Communicating with Dataloader workers


I am having some issues with how the dataloader works when multiple workers are used.

In my dataset, I resize the images to the input dimensions of the network.
I am training a fully convolutional network and I can thus change the input dimension of my network in order to make it more robust whilst training.
The way I have been doing this variable resizing is by passing a reference of my network variable to my resize transformer object. This way, the resize object can check network.input_dimension and resize the data accordingly!

Now, what I had failed to understand correctly when I coded it like this, is that when you are using multiple workers for your data loading, it spawns new processes. This means that your dataset, and thus also your transformer objects, get copied to these new processes. Because my resize transformer has a reference to my network object, this network object will also be copied to every worker-process. This eventually means that when I change the input dimension in my main process, nothing changes in the worker processes (their reference to network didn’t change input dimensions).

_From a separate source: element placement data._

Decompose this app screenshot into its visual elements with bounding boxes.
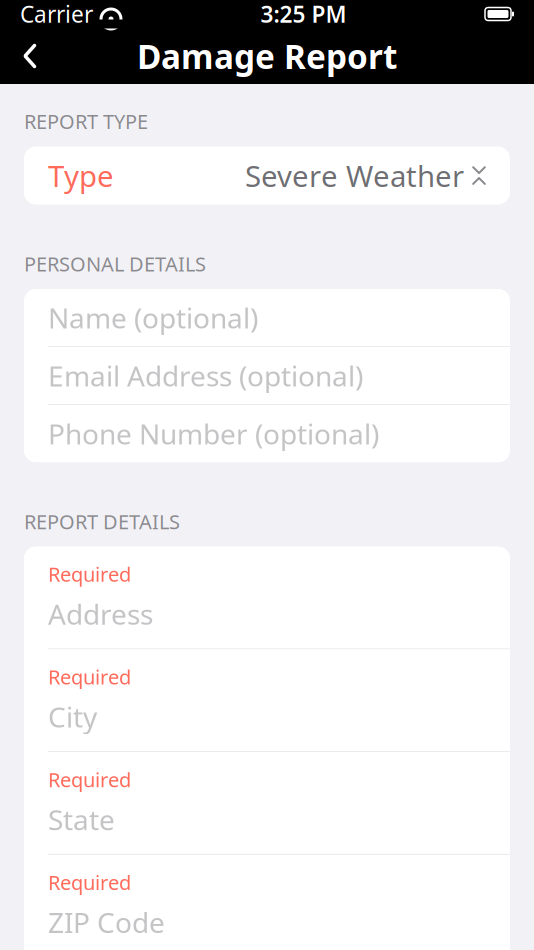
button[interactable]: Required bbox=[24, 649, 510, 751]
staticText: Severe Weather bbox=[245, 156, 464, 195]
staticText: REPORT DETAILS bbox=[24, 508, 180, 535]
staticText: Required bbox=[48, 869, 131, 896]
button[interactable]: Phone Number (optional) bbox=[24, 405, 510, 462]
button[interactable]: Name (optional) bbox=[24, 289, 510, 346]
staticText: Email Address (optional) bbox=[48, 357, 363, 394]
staticText: Required bbox=[48, 561, 131, 587]
staticText: ZIP Code bbox=[48, 904, 165, 941]
button[interactable]: Back bbox=[8, 34, 52, 78]
staticText: Name (optional) bbox=[48, 299, 258, 336]
staticText: City bbox=[48, 698, 97, 735]
button[interactable]: Type bbox=[24, 147, 510, 205]
staticText: PERSONAL DETAILS bbox=[24, 251, 206, 277]
staticText: Required bbox=[48, 663, 131, 690]
staticText: Phone Number (optional) bbox=[48, 415, 379, 452]
staticText: Damage Report bbox=[137, 34, 397, 78]
button[interactable]: Email Address (optional) bbox=[24, 347, 510, 404]
staticText: 3:25 PM bbox=[260, 0, 346, 29]
button[interactable]: Required bbox=[24, 547, 510, 648]
staticText: Type bbox=[48, 156, 114, 195]
button[interactable]: Required bbox=[24, 855, 510, 950]
staticText: Required bbox=[48, 766, 131, 793]
staticText: REPORT TYPE bbox=[24, 108, 148, 135]
staticText: Address bbox=[48, 595, 153, 632]
staticText: Carrier bbox=[20, 0, 93, 29]
staticText: State bbox=[48, 801, 115, 838]
button[interactable]: Required bbox=[24, 752, 510, 854]
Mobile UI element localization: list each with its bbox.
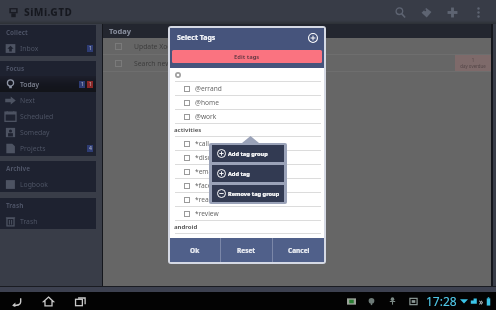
staticText: Trash	[20, 217, 38, 226]
button[interactable]: Inbox	[0, 40, 96, 56]
button[interactable]: Search	[390, 2, 410, 22]
button[interactable]: Projects	[0, 140, 96, 156]
button[interactable]: *email	[170, 165, 324, 178]
staticText: Edit tags	[234, 53, 260, 61]
staticText: 1	[81, 81, 84, 88]
button[interactable]: *read	[170, 193, 324, 206]
staticText: *call	[195, 139, 209, 148]
button[interactable]: *review	[170, 207, 324, 220]
staticText: Select Tags	[177, 33, 216, 43]
staticText: Search new wallpapers	[134, 59, 208, 68]
button[interactable]: Today	[0, 76, 96, 92]
staticText: 17:28	[426, 293, 457, 309]
staticText: *read	[195, 195, 213, 204]
staticText: @errand	[195, 84, 222, 93]
button[interactable]: Recents	[71, 292, 89, 310]
staticText: Cancel	[288, 246, 310, 255]
staticText: Logbook	[20, 180, 48, 189]
button[interactable]: @home	[170, 96, 324, 109]
staticText: *review	[195, 209, 219, 218]
button[interactable]: @work	[170, 110, 324, 123]
staticText: android	[174, 223, 198, 231]
staticText: Today	[109, 26, 132, 36]
button[interactable]: Search new wallpapers	[103, 55, 491, 71]
staticText: Ok	[190, 246, 200, 255]
staticText: 1 day overdue	[460, 57, 486, 69]
staticText: *email	[195, 167, 216, 176]
staticText: Collect	[6, 28, 28, 37]
staticText: 4	[89, 145, 92, 152]
button[interactable]: Add tag group	[212, 145, 284, 162]
button[interactable]: Logbook	[0, 176, 96, 192]
button[interactable]: Remove tag group	[212, 185, 284, 202]
staticText: Add tag group	[228, 150, 268, 158]
button[interactable]: Trash	[0, 213, 96, 229]
staticText: *discuss	[195, 153, 222, 162]
staticText: @home	[195, 98, 219, 107]
staticText: *face	[195, 181, 212, 190]
button[interactable]: @errand	[170, 82, 324, 95]
staticText: Remove tag group	[228, 190, 280, 198]
staticText: activities	[174, 126, 202, 134]
button[interactable]: Tags	[416, 2, 436, 22]
button[interactable]: Next	[0, 92, 96, 108]
staticText: @work	[195, 112, 217, 121]
button[interactable]: Reset	[221, 238, 272, 262]
button[interactable]: Add tag	[212, 165, 284, 182]
button[interactable]: Home	[39, 292, 57, 310]
staticText: SiMi.GTD	[24, 5, 73, 19]
staticText: 1	[89, 81, 92, 88]
staticText: Today	[20, 80, 39, 89]
button[interactable]: Update Xoom wallpaper	[103, 38, 491, 54]
button[interactable]: Add	[442, 2, 462, 22]
button[interactable]: Edit tags	[172, 50, 322, 63]
staticText: Inbox	[20, 44, 39, 53]
button[interactable]: Someday	[0, 124, 96, 140]
staticText: Reset	[237, 246, 256, 255]
button[interactable]: *discuss	[170, 151, 324, 164]
button[interactable]: Back	[7, 292, 25, 310]
staticText: Projects	[20, 144, 46, 153]
staticText: Add tag	[228, 170, 250, 178]
button[interactable]: Add tag	[306, 31, 319, 44]
staticText: Update Xoom wallpaper	[134, 42, 212, 51]
staticText: Someday	[20, 128, 50, 137]
button[interactable]: Ok	[170, 238, 220, 262]
staticText: Focus	[6, 64, 25, 73]
button[interactable]: Scheduled	[0, 108, 96, 124]
staticText: »	[479, 296, 484, 307]
staticText: Archive	[6, 164, 30, 173]
button[interactable]: *call	[170, 137, 324, 150]
staticText: Next	[20, 96, 35, 105]
button[interactable]: Cancel	[273, 238, 324, 262]
button[interactable]: *face	[170, 179, 324, 192]
staticText: Scheduled	[20, 112, 54, 121]
staticText: Trash	[6, 201, 24, 210]
staticText: 1	[89, 45, 92, 52]
button[interactable]: More options	[468, 2, 488, 22]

Now I want to only have a width and height variable in my resize object, because copying the entire network was stupid and useless. But I don’t know how I can communicate with my worker processes to tell them the input dimensions have changed!

Any help is appreciated!

This is the code for spawning the workers.

self.workers = [
                    args=(self.dataset, self.index_queue, self.data_queue, self.collate_fn))
                for _ in range(self.num_workers)]

So if I add self.input_dim = multiprocessing.Array('i', (width, height)) to my dataset, that variable will be shared?

Hmm, tried adding the multiprocessing.Array, with no luck so far… :sweat:

mp.Array should work in theory… What behavior are you seeing?

I just realized I might have made a silly mistake…
I created the mp.array but when changing the dimensions, I just assigned a new (width, height) tuple.
I think I have to assign it like var[0] = w; var[1] = h in stead!

I will try this out on Monday! :slight_smile:

What I’m still wondering though, is whether mp.array works when it is a property of an object… We’ll see!

Yeah, you definitely need to assign data as elements of the array. It should work as attribute of an object.

@SimonW, thank you for your help, it works as expected!! :smile:

1 Like

So, communicating with workers through mp.Array works fine, but now I am having synchronization issues.

Because the DataLoaderIter puts the next indices in the Queue when fetching the current batch, this means some of the images are already loaded when I change the input dimensions. This means I cannot collate the images in a batch, because some of them have a different size.

I also noticed PyTorch is changing the DataLoader in master to have a separate manager thread. Maybe there could be a way to reset the last batch? Or at least a synchronized way to communicate with the workers.
You could pass a function to the DataLoader and have the DataLoaderIter call it before sending the indices for the next batch.

I am not sure whether my problem is general enough to add this change to the PyTorch code or if I have to find another workaround for my problem? Any help would be really appreciated to fix this issue!!

Unfortunately, the new manager_thread doesn’t help in this use case (I wrote that). But the other way you can solve this is to write the resize logic in a custom collate function. Instead of having the dataset getitem method checking the mp.Array value, let your collate_fn do it and resize, then collate in a batch tensor :). Since it operates on a whole batch, it should work fine.

Writing this for future people stumbling upon this issue.

Whilst the solution proposed by @SimonW would certainly work, I decided to solve my problem by using a custom BatchSampler, as suggested by @apaszke on github.
The reason being that this solution allows me to use any collate function, sampler, etc. that I want at run-time.

My CustomBatchSampler inherits the default PyTorch BatchSampler and overwrites the __iter__ method.
In that method, I call:

for batch in super(CustomBatchampler, self).__iter__():
  yield [(self.input_dim, idx) for idx in batch]
  # compute new input dimension

This works, but is not super user-friendly as you would have to remember to create your own CustomBatchSampler object and use that in the DataLoader.
So I decided to copy the PyTorch DataLoader class, and modify it to use my CustomBatchSampler. This means that in my code, I just use this custom DataLoader and can use any sampler, or use the shuffle, batch_size, ... variables to automatically select a sampler.

Thank you all for helping me solve this issue!